I have already tried using ridge_vertices
list in the Voronoi
object, however, these 'rays' are associated with only a single vertex in the list, so I cannot figure out the line equation.
Edit:
My ultimate goal with this is, given the borders of the plane, to find the points that intersect with these borders for a given edge cell. For example, given the edge cell in the upper left, and the borders y = -50 and x = 525, I would find the points marked with the red X's.
So if you have any insights to this, they would be appreciated.
Thank you.
Corners are trivial because you know the x and the y coordinates.
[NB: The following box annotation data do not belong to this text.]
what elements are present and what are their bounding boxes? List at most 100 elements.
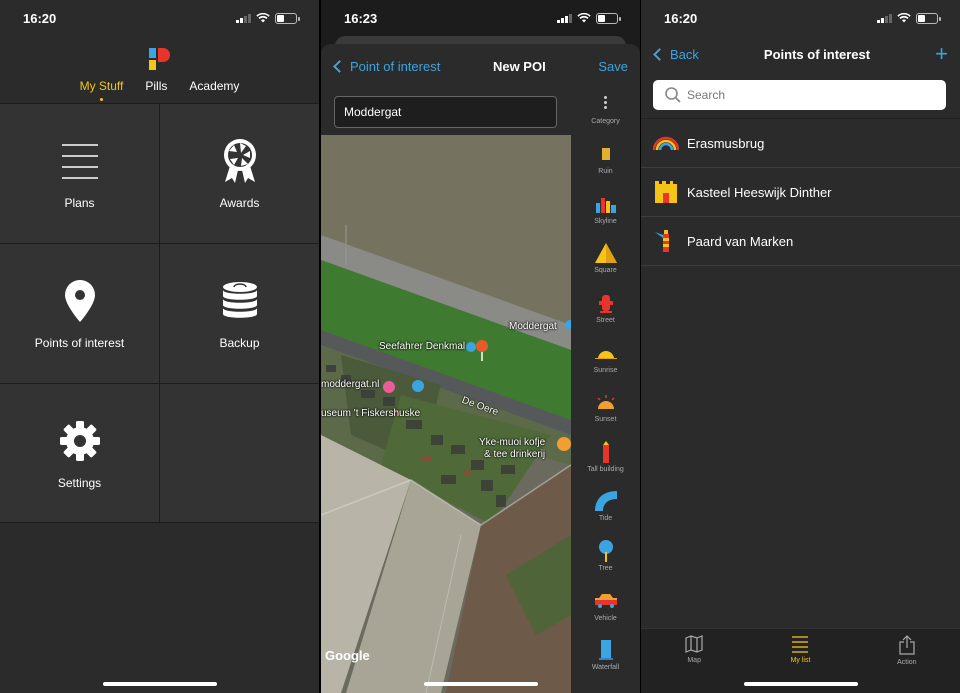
tab-my-stuff[interactable]: My Stuff (69, 79, 135, 101)
rainbow-bridge-icon (653, 131, 679, 155)
tower-icon (595, 440, 617, 463)
tile-plans[interactable]: Plans (0, 104, 159, 243)
points-of-interest-screen: 16:20 Back Points of interest + Search E… (641, 0, 960, 693)
category-header[interactable]: Category (571, 96, 640, 125)
battery-icon (916, 12, 941, 24)
top-tabs: My Stuff Pills Academy (0, 79, 319, 101)
tab-action[interactable]: Action (854, 629, 960, 693)
more-vertical-icon (571, 96, 640, 109)
tile-label: Points of interest (34, 335, 125, 350)
category-sunrise[interactable]: Sunrise (571, 333, 640, 383)
signal-icon (236, 13, 251, 23)
hydrant-icon (595, 293, 617, 314)
empty-area (0, 522, 319, 693)
category-tide[interactable]: Tide (571, 482, 640, 532)
status-bar: 16:20 (641, 0, 960, 36)
back-button[interactable]: Back (651, 47, 699, 62)
category-tree[interactable]: Tree (571, 532, 640, 582)
sunrise-icon (594, 343, 617, 363)
category-header-label: Category (591, 118, 620, 125)
waterfall-icon (595, 640, 617, 661)
category-ruin[interactable]: Ruin (571, 135, 640, 185)
category-label: Ruin (598, 168, 613, 176)
list-item[interactable]: Paard van Marken (641, 217, 960, 266)
square-icon (594, 243, 617, 264)
status-time: 16:23 (344, 10, 378, 26)
tab-label: Action (897, 659, 917, 666)
tile-backup[interactable]: Backup (160, 244, 319, 383)
nav-bar: Point of interest New POI Save (321, 44, 640, 88)
home-indicator[interactable] (102, 682, 217, 686)
castle-icon (653, 180, 679, 204)
map-label: useum 't Fiskershuske (321, 408, 421, 419)
category-tall-building[interactable]: Tall building (571, 433, 640, 483)
signal-icon (877, 13, 892, 23)
category-list: Ruin Skyline Square Street Sunrise Sunse… (571, 135, 640, 681)
google-attribution: Google (325, 648, 370, 663)
status-icons (877, 12, 941, 24)
tile-label: Backup (219, 335, 260, 350)
category-label: Street (596, 317, 615, 325)
category-square[interactable]: Square (571, 234, 640, 284)
poi-name-input[interactable]: Moddergat (334, 96, 557, 128)
map-icon (685, 635, 703, 653)
gear-icon (59, 418, 101, 464)
add-button[interactable]: + (935, 43, 948, 65)
category-waterfall[interactable]: Waterfall (571, 631, 640, 681)
map-label: Moddergat (509, 321, 557, 332)
category-label: Sunrise (593, 366, 618, 374)
list-item-label: Erasmusbrug (687, 135, 765, 151)
tab-map[interactable]: Map (641, 629, 747, 693)
category-label: Tide (598, 515, 613, 523)
tab-academy[interactable]: Academy (178, 79, 250, 93)
share-icon (899, 635, 915, 655)
poi-list: Erasmusbrug Kasteel Heeswijk Dinther Paa… (641, 119, 960, 266)
battery-icon (275, 12, 300, 24)
list-item-label: Kasteel Heeswijk Dinther (687, 184, 832, 200)
tile-settings[interactable]: Settings (0, 384, 159, 523)
map-label: & tee drinkerij (484, 449, 546, 460)
skyline-icon (595, 194, 617, 214)
status-time: 16:20 (664, 10, 698, 26)
search-icon (665, 87, 681, 103)
list-lines-icon (59, 138, 101, 184)
category-sunset[interactable]: Sunset (571, 383, 640, 433)
new-poi-screen: 16:23 Point of interest New POI Save Mod… (321, 0, 640, 693)
back-button[interactable]: Point of interest (331, 59, 440, 74)
category-label: Tall building (587, 465, 624, 473)
app-logo-icon (149, 48, 170, 70)
save-button[interactable]: Save (598, 59, 628, 74)
tab-pills[interactable]: Pills (134, 79, 178, 93)
tile-points-of-interest[interactable]: Points of interest (0, 244, 159, 383)
status-icons (557, 12, 621, 24)
database-sync-icon (219, 278, 261, 324)
tile-label: Awards (219, 195, 260, 210)
map-label: moddergat.nl (321, 379, 380, 390)
tile-label: Settings (57, 475, 102, 490)
category-street[interactable]: Street (571, 284, 640, 334)
category-skyline[interactable]: Skyline (571, 185, 640, 235)
tab-label: Map (687, 657, 701, 664)
satellite-map[interactable]: Moddergat Seefahrer Denkmal moddergat.nl… (321, 135, 571, 693)
map-label: Yke-muoi kofje (479, 437, 546, 448)
page-title: New POI (492, 58, 546, 74)
status-time: 16:20 (23, 10, 57, 26)
list-item[interactable]: Erasmusbrug (641, 119, 960, 168)
tab-label: My list (790, 657, 811, 664)
ruin-icon (595, 144, 617, 164)
wifi-icon (897, 13, 911, 23)
home-indicator[interactable] (743, 682, 858, 686)
status-icons (236, 12, 300, 24)
my-stuff-screen: 16:20 My Stuff Pills Academy Plans Award… (0, 0, 319, 693)
category-picker: Category Ruin Skyline Square Street Sunr… (571, 88, 640, 693)
tile-awards[interactable]: Awards (160, 104, 319, 243)
map-pin-icon (59, 278, 101, 324)
category-vehicle[interactable]: Vehicle (571, 581, 640, 631)
wave-icon (594, 491, 617, 512)
home-indicator[interactable] (423, 682, 538, 686)
search-bar: Search (641, 72, 960, 119)
category-label: Tree (598, 565, 613, 573)
screenshot-collage: 16:20 My Stuff Pills Academy Plans Award… (0, 0, 960, 693)
search-input[interactable]: Search (653, 80, 946, 110)
list-item[interactable]: Kasteel Heeswijk Dinther (641, 168, 960, 217)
The edges in a Voronoi diagram are equidistant to the centres of the two cells that are separated by that edge, which naturally includes the endpoint of a "ray" (in your terminology). Let the two centres be the points (x1, y_1)
and (x_2, y_2)
, and the intersection of the ray with the border be (x*, y*)
, then the following holds:
(1) (x*-x_1)^2 + (y*-y_1)^2 = d^2
(2) (x*-x_2)^2 + (y*-y_2)^2 = d^2
You know either x*
or y*
because they are defined by the border. Then you have two equations, and two unknowns (x*
or y*
and d
). Assuming you know y*
, then you arrive at the following solution for x*
:
x* = ((y*-y_1)^2 - (y*-y_2)^2 + x_1^2 - x_2^2) / (2 * (x_1 - x_2))
Now how do you figure out which pairs of points (x_1, y_1)
and (x_2, y_2)
to pick?
As a first pass, I would brute force it:
(1) Iterate over all combinations of points (n * (n-1) / 2 per border, so not that many), find x*
or y*
, respectively. That gives you a list (x_1, y_1), (x_2, y_2), (x*, y*)
of potential solutions.
(2) For each candidate (x*, y*)
pair, I would find the 2 nearest neighbours in your original set of data points (efficiently via scipy.spatial.KDTree
). If these points are not (x_1, y_1)
and (x_2, y_2)
, discard the candidate solution (x*, y*)
.
Finding nearest neighbours in a KD-tree is O(n log n) (IIRC), so you are still O(n^2) for the whole procedure.